March 30, 2016

Bad Forecast

There’s a mistake in last week’s Market Structure Map. We never made it to Boston!

The forecasters missed it and snow walloped us with a ferocity that shut Denver International Airport by air and land and we were stranded for nine hours before daring “impassable” Pena Boulevard and four-wheeling home.  We felt like Loggins and Messina: Please come to Boston in the springtime and she (Mother Nature) just said no.

Speaking of ferocity, yesterday Janet Yellen yelled the dollar down a percentage point. One would expect to see in response stronger equity indexes (SPY rose the inverse of the dollar’s move) and emerging markets (EEM up 1.4%), gold bear bets crushed (DUST dropped 16%), gold bull bets up (GDX up 5.7%), growth stocks up (IWM up 2.8%) and VIX volatility trades taking a beating (VXX off 5.7%, UVXY off 10.7%).  The only thing that didn’t rise that should have is oil – but all the leveraged oil exchange-traded products, which dominated equity volumes Jan 7-Mar 11, have vanished from the most active stocks. Oil trading-stocks like MRO and WLL did jump.

Save for the two stocks – which are influenced heavily by arbitrage – these are all derivatives. ETFs are proxies for assets – instruments derived from but not comprised of stocks. Assets didn’t change hands, just paper. We could call ETFs stock currencies. They are flexible, mutable simulations of investment behavior.

Similarly, monetary policy has become a flexible, mutable simulation of economic behavior. The supply of dollars didn’t alter. Currency relative-values are metered through futures contracts, which are derivatives. Futures on bucks devalued, so relative dollar-value dropped.  Economic growth or contraction was not changed by Yellen’s speech.  You can’t talk tires and trucks and jobs into existence.

Compare to stocks. What’s changed since Jan 20 or Feb 10? Money simulating investment behavior through ETFs and options and futures were a whistling inhalation that then reversed and exhaled and the bellows of derivatives blew and a fiery market manifested, charging up about 12%.

If anything, fuel for the market has diminished. The Atlanta Fed’s model for first-quarter economic growth is at 0.6%, less than half a revised 1.4% for Q4 (compared to the first read of 0.9% that’s a 56% revision, worse than a coin flip or a weather forecast). Earnings expectations are meager.

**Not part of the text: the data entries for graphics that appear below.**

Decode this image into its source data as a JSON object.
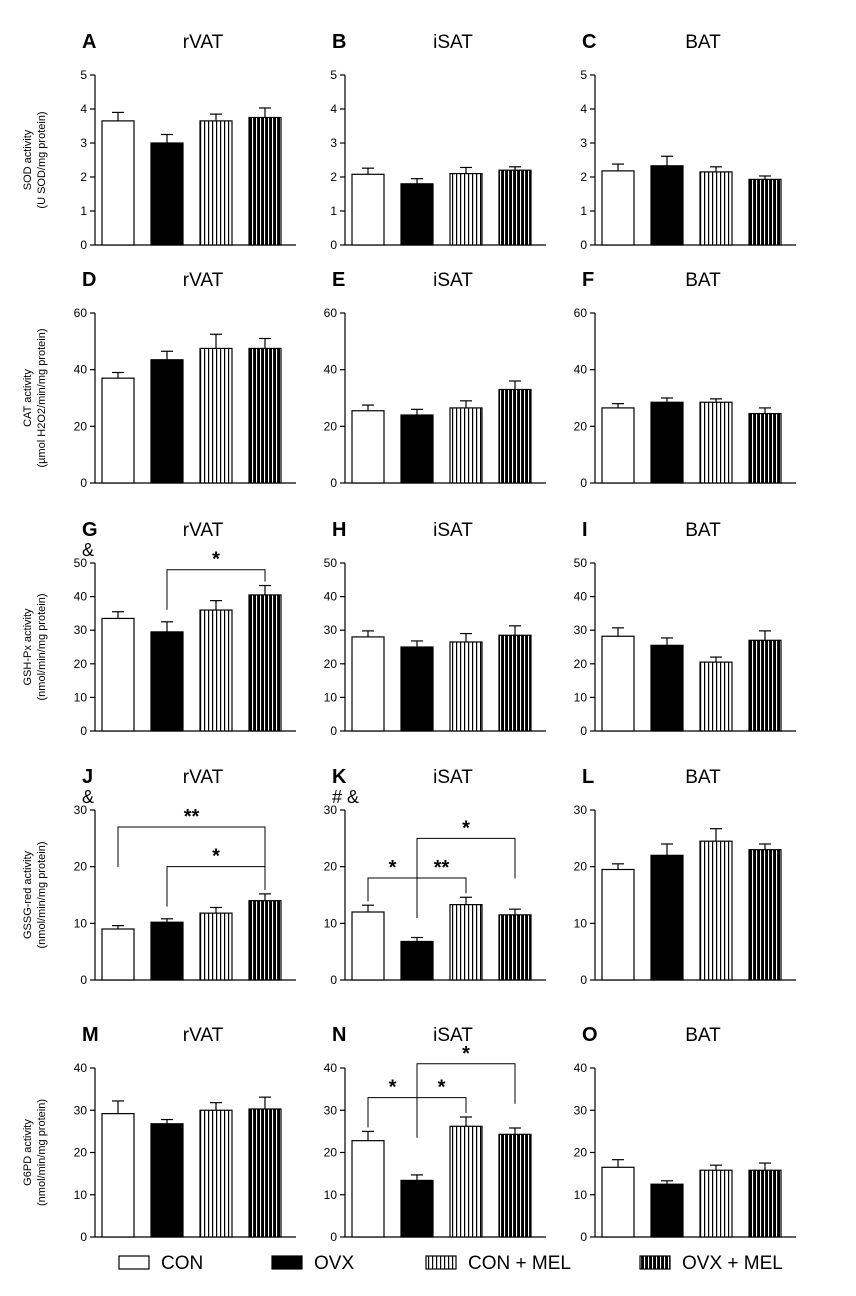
{
  "legend": [
    {
      "label": "CON",
      "pattern": "white"
    },
    {
      "label": "OVX",
      "pattern": "black"
    },
    {
      "label": "CON + MEL",
      "pattern": "vlines"
    },
    {
      "label": "OVX + MEL",
      "pattern": "dense"
    }
  ],
  "chart_data": [
    {
      "type": "bar",
      "panel": "A",
      "title": "rVAT",
      "ylabel": "SOD activity",
      "ylabel2": "(U SOD/mg protein)",
      "ylim": [
        0,
        5
      ],
      "yticks": [
        0,
        1,
        2,
        3,
        4,
        5
      ],
      "categories": [
        "CON",
        "OVX",
        "CON + MEL",
        "OVX + MEL"
      ],
      "values": [
        3.65,
        3.0,
        3.65,
        3.75
      ],
      "errors": [
        0.25,
        0.25,
        0.2,
        0.28
      ],
      "marks": [],
      "brackets": []
    },
    {
      "type": "bar",
      "panel": "B",
      "title": "iSAT",
      "ylim": [
        0,
        5
      ],
      "yticks": [
        0,
        1,
        2,
        3,
        4,
        5
      ],
      "categories": [
        "CON",
        "OVX",
        "CON + MEL",
        "OVX + MEL"
      ],
      "values": [
        2.08,
        1.8,
        2.1,
        2.2
      ],
      "errors": [
        0.18,
        0.15,
        0.18,
        0.1
      ],
      "marks": [],
      "brackets": []
    },
    {
      "type": "bar",
      "panel": "C",
      "title": "BAT",
      "ylim": [
        0,
        5
      ],
      "yticks": [
        0,
        1,
        2,
        3,
        4,
        5
      ],
      "categories": [
        "CON",
        "OVX",
        "CON + MEL",
        "OVX + MEL"
      ],
      "values": [
        2.18,
        2.33,
        2.15,
        1.93
      ],
      "errors": [
        0.2,
        0.28,
        0.15,
        0.1
      ],
      "marks": [],
      "brackets": []
    },
    {
      "type": "bar",
      "panel": "D",
      "title": "rVAT",
      "ylabel": "CAT activity",
      "ylabel2": "(µmol H2O2/min/mg protein)",
      "ylim": [
        0,
        60
      ],
      "yticks": [
        0,
        20,
        40,
        60
      ],
      "categories": [
        "CON",
        "OVX",
        "CON + MEL",
        "OVX + MEL"
      ],
      "values": [
        37,
        43.5,
        47.5,
        47.5
      ],
      "errors": [
        2,
        3,
        5,
        3.5
      ],
      "marks": [],
      "brackets": []
    },
    {
      "type": "bar",
      "panel": "E",
      "title": "iSAT",
      "ylim": [
        0,
        60
      ],
      "yticks": [
        0,
        20,
        40,
        60
      ],
      "categories": [
        "CON",
        "OVX",
        "CON + MEL",
        "OVX + MEL"
      ],
      "values": [
        25.5,
        24,
        26.5,
        33
      ],
      "errors": [
        2,
        2,
        2.5,
        3
      ],
      "marks": [],
      "brackets": []
    },
    {
      "type": "bar",
      "panel": "F",
      "title": "BAT",
      "ylim": [
        0,
        60
      ],
      "yticks": [
        0,
        20,
        40,
        60
      ],
      "categories": [
        "CON",
        "OVX",
        "CON + MEL",
        "OVX + MEL"
      ],
      "values": [
        26.5,
        28.5,
        28.5,
        24.5
      ],
      "errors": [
        1.5,
        1.5,
        1.2,
        2
      ],
      "marks": [],
      "brackets": []
    },
    {
      "type": "bar",
      "panel": "G",
      "title": "rVAT",
      "ylabel": "GSH-Px activity",
      "ylabel2": "(nmol/min/mg protein)",
      "ylim": [
        0,
        50
      ],
      "yticks": [
        0,
        10,
        20,
        30,
        40,
        50
      ],
      "categories": [
        "CON",
        "OVX",
        "CON + MEL",
        "OVX + MEL"
      ],
      "values": [
        33.5,
        29.5,
        36,
        40.5
      ],
      "errors": [
        2,
        3,
        2.8,
        2.8
      ],
      "marks": [
        "&"
      ],
      "brackets": [
        {
          "from": 1,
          "to": 3,
          "level": 48,
          "label": "*"
        }
      ]
    },
    {
      "type": "bar",
      "panel": "H",
      "title": "iSAT",
      "ylim": [
        0,
        50
      ],
      "yticks": [
        0,
        10,
        20,
        30,
        40,
        50
      ],
      "categories": [
        "CON",
        "OVX",
        "CON + MEL",
        "OVX + MEL"
      ],
      "values": [
        28,
        25,
        26.5,
        28.5
      ],
      "errors": [
        1.8,
        1.8,
        2.5,
        2.8
      ],
      "marks": [],
      "brackets": []
    },
    {
      "type": "bar",
      "panel": "I",
      "title": "BAT",
      "ylim": [
        0,
        50
      ],
      "yticks": [
        0,
        10,
        20,
        30,
        40,
        50
      ],
      "categories": [
        "CON",
        "OVX",
        "CON + MEL",
        "OVX + MEL"
      ],
      "values": [
        28.2,
        25.5,
        20.5,
        27
      ],
      "errors": [
        2.5,
        2.2,
        1.5,
        2.8
      ],
      "marks": [],
      "brackets": []
    },
    {
      "type": "bar",
      "panel": "J",
      "title": "rVAT",
      "ylabel": "GSSG-red activity",
      "ylabel2": "(nmol/min/mg protein)",
      "ylim": [
        0,
        30
      ],
      "yticks": [
        0,
        10,
        20,
        30
      ],
      "categories": [
        "CON",
        "OVX",
        "CON + MEL",
        "OVX + MEL"
      ],
      "values": [
        9,
        10.2,
        11.8,
        14
      ],
      "errors": [
        0.6,
        0.6,
        1,
        1.2
      ],
      "marks": [
        "&"
      ],
      "brackets": [
        {
          "from": 0,
          "to": 3,
          "level": 27,
          "label": "**"
        },
        {
          "from": 1,
          "to": 3,
          "level": 20,
          "label": "*"
        }
      ]
    },
    {
      "type": "bar",
      "panel": "K",
      "title": "iSAT",
      "ylim": [
        0,
        30
      ],
      "yticks": [
        0,
        10,
        20,
        30
      ],
      "categories": [
        "CON",
        "OVX",
        "CON + MEL",
        "OVX + MEL"
      ],
      "values": [
        12,
        6.8,
        13.3,
        11.5
      ],
      "errors": [
        1.2,
        0.7,
        1.3,
        1
      ],
      "marks": [
        "#",
        "&"
      ],
      "brackets": [
        {
          "from": 0,
          "to": 1,
          "level": 18,
          "label": "*"
        },
        {
          "from": 1,
          "to": 2,
          "level": 18,
          "label": "**"
        },
        {
          "from": 1,
          "to": 3,
          "level": 25,
          "label": "*"
        }
      ]
    },
    {
      "type": "bar",
      "panel": "L",
      "title": "BAT",
      "ylim": [
        0,
        30
      ],
      "yticks": [
        0,
        10,
        20,
        30
      ],
      "categories": [
        "CON",
        "OVX",
        "CON + MEL",
        "OVX + MEL"
      ],
      "values": [
        19.5,
        22,
        24.5,
        23
      ],
      "errors": [
        1,
        2,
        2.2,
        1
      ],
      "marks": [],
      "brackets": []
    },
    {
      "type": "bar",
      "panel": "M",
      "title": "rVAT",
      "ylabel": "G6PD activity",
      "ylabel2": "(nmol/min/mg protein)",
      "ylim": [
        0,
        40
      ],
      "yticks": [
        0,
        10,
        20,
        30,
        40
      ],
      "categories": [
        "CON",
        "OVX",
        "CON + MEL",
        "OVX + MEL"
      ],
      "values": [
        29.2,
        26.8,
        30,
        30.3
      ],
      "errors": [
        3,
        1,
        1.8,
        2.8
      ],
      "marks": [],
      "brackets": []
    },
    {
      "type": "bar",
      "panel": "N",
      "title": "iSAT",
      "ylim": [
        0,
        40
      ],
      "yticks": [
        0,
        10,
        20,
        30,
        40
      ],
      "categories": [
        "CON",
        "OVX",
        "CON + MEL",
        "OVX + MEL"
      ],
      "values": [
        22.8,
        13.4,
        26.2,
        24.3
      ],
      "errors": [
        2.2,
        1.3,
        2.2,
        1.5
      ],
      "marks": [],
      "brackets": [
        {
          "from": 0,
          "to": 1,
          "level": 33,
          "label": "*"
        },
        {
          "from": 1,
          "to": 2,
          "level": 33,
          "label": "*"
        },
        {
          "from": 1,
          "to": 3,
          "level": 41,
          "label": "*"
        }
      ]
    },
    {
      "type": "bar",
      "panel": "O",
      "title": "BAT",
      "ylim": [
        0,
        40
      ],
      "yticks": [
        0,
        10,
        20,
        30,
        40
      ],
      "categories": [
        "CON",
        "OVX",
        "CON + MEL",
        "OVX + MEL"
      ],
      "values": [
        16.5,
        12.5,
        15.8,
        15.8
      ],
      "errors": [
        1.8,
        0.8,
        1.2,
        1.7
      ],
      "marks": [],
      "brackets": []
    }
  ]
}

But the strong dollar is crushing others. Brazil is on the brink of collapse. China could run out of cash in a year. It’s convenient to cast blame for money manipulation but dollars are the reserve currency, the Big Kahuna. The Fed has thrown the world akimbo and infected equities with its policy susurrations.

Economies and markets work when currencies don’t move and supply and demand do. Instead the rest of us humans not in charge of monetary policy are like kids stuck in a room with a bipolar parent off the meds. After all, functionally the Fed tightened policy last week by reducing excess reserves and borrowing from banks through reverse-repurchase agreements. Which is it, Ms. Yellen?

For public companies, yesterday’s trading is an archetype of the modern era.  Our growth clients with higher Risk Management (derivatives) sharply outperformed the market. Tech soared (lumped with growth and a recent laggard). But utilities jumped too.

It’s not rational. The whole market depends on derivatives. The ultimate planetary derivative is money – currency. Central banks have taken to manipulating it in unfathomable ways to create the appearance of things they desire.

I don’t know how it ends but from a structural standpoint in the stock market, the influence of derivatives has reached a fever pitch. It happened in real estate too.